Я отправилась на задание. Надежда провести вторую половину рабочего дня без особых занятий растворилась, как призрак. Хотя я начала испытывать прилив адреналина при мысли о том, что происходит в школе, да и времени оставалось все меньше.
Мне следовало бы заранее отправить Джеймсу сообщение и предупредить его о том, что могу опоздать. Но пока я не оценила объема предстоящей работы, мне казалось, что не стоит понапрасну суетиться. К тому времени, как я впустую побеседовала с директрисой, по понятным причинам взвинченной, и мамочками, ожидавшими детей у ворот школы, мне стало ясно, что эта тема может появиться на первой странице газеты и что мне нужно вернуться в офис и все записать. Сидя в машине и ожидая, когда советник выйдет из дома, я отправила Джеймсу сообщение. Реально оценив ситуацию, я поняла, что никак не попаду к нему в семь.
Прошу прощения. На работе завал. Не могли бы мы перенести встречу? Целую.
Только через час, когда моя записная книжка пестрела заметками и мне удалось выбраться с места событий, я получила от него ответ.
Понятно. Захочешь встретиться – дай мне знать, когда у тебя появится свободный вечер.
Черт. Я перечитала сообщение, которое отправила Джеймсу, и тут же поняла, что мое «перенести встречу» на час (ладно, реально – на два) для него могло значить, что я вообще ее отменила. Я начала набирать ответ, но получалось как-то натянуто. Я бросила телефон в сумочку и решила разобраться с этой ситуацией потом, когда закончу работу.
Естественно, быстро проехать через город на машине в полшестого нереально. Когда я вернулась в офис и сделала все, что надо, я стала рассуждать, что, вероятно, это он отменил нашу встречу, или это я нечаянно отменила ее, или бог знает что произошло.
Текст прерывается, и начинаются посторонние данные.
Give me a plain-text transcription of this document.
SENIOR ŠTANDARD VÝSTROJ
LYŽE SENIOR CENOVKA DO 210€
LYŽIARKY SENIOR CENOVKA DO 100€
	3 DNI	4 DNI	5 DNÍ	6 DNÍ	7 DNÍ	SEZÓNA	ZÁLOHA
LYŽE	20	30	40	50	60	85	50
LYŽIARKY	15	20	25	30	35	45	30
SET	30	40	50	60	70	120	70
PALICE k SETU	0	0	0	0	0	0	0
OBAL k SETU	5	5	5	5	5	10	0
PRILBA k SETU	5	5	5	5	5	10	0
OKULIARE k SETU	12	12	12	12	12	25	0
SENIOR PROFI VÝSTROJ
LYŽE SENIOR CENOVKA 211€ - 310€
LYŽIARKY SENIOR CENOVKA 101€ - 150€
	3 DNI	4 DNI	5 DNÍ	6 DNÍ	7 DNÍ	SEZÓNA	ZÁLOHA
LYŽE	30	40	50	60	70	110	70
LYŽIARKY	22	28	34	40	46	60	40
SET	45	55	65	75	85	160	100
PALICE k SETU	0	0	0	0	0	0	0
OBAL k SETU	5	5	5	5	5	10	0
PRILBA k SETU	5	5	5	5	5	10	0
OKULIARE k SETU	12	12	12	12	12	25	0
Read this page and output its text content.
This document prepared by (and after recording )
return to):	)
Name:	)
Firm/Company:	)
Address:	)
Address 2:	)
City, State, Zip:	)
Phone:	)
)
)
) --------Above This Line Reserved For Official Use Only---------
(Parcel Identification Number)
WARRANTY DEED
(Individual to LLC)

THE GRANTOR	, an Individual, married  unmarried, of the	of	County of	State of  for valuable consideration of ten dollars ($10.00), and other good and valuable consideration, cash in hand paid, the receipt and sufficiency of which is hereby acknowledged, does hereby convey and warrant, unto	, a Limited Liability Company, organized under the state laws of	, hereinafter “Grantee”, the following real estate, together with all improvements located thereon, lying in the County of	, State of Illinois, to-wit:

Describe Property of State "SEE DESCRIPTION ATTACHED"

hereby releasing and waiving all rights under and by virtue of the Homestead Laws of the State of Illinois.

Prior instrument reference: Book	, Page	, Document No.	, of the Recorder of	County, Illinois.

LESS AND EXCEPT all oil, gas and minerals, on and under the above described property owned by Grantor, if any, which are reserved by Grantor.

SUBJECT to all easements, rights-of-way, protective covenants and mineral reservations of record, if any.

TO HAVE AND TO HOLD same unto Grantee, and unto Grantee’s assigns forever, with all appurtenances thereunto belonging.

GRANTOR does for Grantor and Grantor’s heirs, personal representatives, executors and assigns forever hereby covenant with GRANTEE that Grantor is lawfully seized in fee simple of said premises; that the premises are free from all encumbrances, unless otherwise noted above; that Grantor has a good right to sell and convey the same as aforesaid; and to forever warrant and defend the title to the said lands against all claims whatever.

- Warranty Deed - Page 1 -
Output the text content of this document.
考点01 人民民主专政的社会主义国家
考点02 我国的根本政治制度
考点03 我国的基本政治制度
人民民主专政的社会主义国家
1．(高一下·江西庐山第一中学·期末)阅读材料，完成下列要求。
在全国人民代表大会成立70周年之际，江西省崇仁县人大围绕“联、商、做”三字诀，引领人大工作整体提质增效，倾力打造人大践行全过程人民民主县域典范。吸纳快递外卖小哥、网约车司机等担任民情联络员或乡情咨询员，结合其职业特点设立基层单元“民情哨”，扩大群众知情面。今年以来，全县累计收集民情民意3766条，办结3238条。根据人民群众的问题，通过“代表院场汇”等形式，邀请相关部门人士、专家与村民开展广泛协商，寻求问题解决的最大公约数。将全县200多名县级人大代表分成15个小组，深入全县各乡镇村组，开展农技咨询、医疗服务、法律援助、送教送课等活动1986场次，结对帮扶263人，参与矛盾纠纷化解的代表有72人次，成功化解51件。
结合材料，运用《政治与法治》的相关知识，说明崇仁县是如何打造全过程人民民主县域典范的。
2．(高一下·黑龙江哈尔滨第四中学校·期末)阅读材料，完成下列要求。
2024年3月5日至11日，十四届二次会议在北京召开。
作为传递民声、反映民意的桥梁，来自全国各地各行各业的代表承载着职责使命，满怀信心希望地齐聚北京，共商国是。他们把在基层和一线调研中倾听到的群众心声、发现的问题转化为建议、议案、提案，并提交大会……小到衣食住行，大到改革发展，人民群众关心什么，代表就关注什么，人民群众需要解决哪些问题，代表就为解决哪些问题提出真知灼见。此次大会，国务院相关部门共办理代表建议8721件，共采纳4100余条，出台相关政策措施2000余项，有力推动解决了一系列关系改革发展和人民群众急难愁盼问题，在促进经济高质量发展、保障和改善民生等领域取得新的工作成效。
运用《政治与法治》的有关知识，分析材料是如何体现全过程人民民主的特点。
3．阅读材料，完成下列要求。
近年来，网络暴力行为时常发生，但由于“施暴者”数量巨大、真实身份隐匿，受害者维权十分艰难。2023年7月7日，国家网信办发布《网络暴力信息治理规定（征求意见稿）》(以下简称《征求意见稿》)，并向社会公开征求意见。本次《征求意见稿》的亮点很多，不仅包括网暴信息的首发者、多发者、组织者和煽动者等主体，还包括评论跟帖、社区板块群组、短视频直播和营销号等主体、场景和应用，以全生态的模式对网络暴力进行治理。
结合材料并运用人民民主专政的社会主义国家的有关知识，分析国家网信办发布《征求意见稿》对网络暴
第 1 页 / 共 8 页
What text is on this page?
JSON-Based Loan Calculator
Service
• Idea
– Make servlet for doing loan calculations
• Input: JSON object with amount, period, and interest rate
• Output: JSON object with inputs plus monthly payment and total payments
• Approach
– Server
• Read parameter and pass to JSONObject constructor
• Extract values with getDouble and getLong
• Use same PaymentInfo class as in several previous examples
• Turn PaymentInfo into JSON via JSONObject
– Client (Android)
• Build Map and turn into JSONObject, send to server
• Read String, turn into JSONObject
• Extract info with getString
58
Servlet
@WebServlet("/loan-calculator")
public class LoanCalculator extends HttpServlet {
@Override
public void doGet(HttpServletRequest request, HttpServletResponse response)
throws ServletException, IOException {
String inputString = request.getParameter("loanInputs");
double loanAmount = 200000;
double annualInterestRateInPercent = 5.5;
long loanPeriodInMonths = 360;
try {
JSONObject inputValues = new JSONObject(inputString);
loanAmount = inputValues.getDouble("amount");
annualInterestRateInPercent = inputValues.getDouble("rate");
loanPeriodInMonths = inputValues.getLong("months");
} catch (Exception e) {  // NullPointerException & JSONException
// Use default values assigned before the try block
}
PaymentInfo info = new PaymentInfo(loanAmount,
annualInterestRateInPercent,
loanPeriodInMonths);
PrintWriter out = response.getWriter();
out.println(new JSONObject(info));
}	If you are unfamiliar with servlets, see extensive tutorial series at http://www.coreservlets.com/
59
Я почувствовала досаду оттого, что встреча не состоится, оттого, что ему, вероятно, нет до этого никакого дела; тон его сообщений был холодным по сравнению с теми, что я получила раньше. Я не хочу показаться
той
девушкой, которая анализирует тексты сообщений, подсчитывая в них количество знаков поцелуев. Но я не могла не заметить, что их число в течение дня заметно поубавилось.Я пыталась позвонить ему из дома, но попала на автоответчик. Я оставила сообщение и прыгнула в ванну. Я очень устала, но это была не та усталость, которую я представляла себе в начале дня.
На следующий день я отправила ему письмо по электронке: мол, встретимся ли мы в конце недели. Ответ был уклончив… Я взяла на заметку этот опыт, продолжала жить дальше и упрятала гарнитур из бюстгальтера и трусиков в ящик с нижним бельем до лучших времен. Только, вероятно, не для него. Я расстроилась, но решила, что меня совсем не интересовала его сексуальная улыбка, сообразительность и галантность истинного кавалера, готового поделиться своим пальто.
С галантностью я переборщила. Я повторяла это себе снова и снова всю неделю, понимая, однако, что пытаюсь себя обмануть. В понедельник я сдалась и послала ему ссылку на статью из политического блога, которая, я была уверена, разозлит его добела.
Он ответил через несколько минут. Я представила, как он со злостью отстукивает длинные изречения на своем BlackBerry, и улыбнулась.
Я ответила спокойно, рассудительно, ни в чем не согласившись с тем, что сказал он. Так случалось каждый раз, когда мы обсуждали политику. Очень скоро мы опять перебрасывались ответами. Всякий раз, когда на мой телефон приходило какое-нибудь сообщение, по мне пробегала нервная дрожь, и я надеялась, что это был он. Во многих случаях я была права.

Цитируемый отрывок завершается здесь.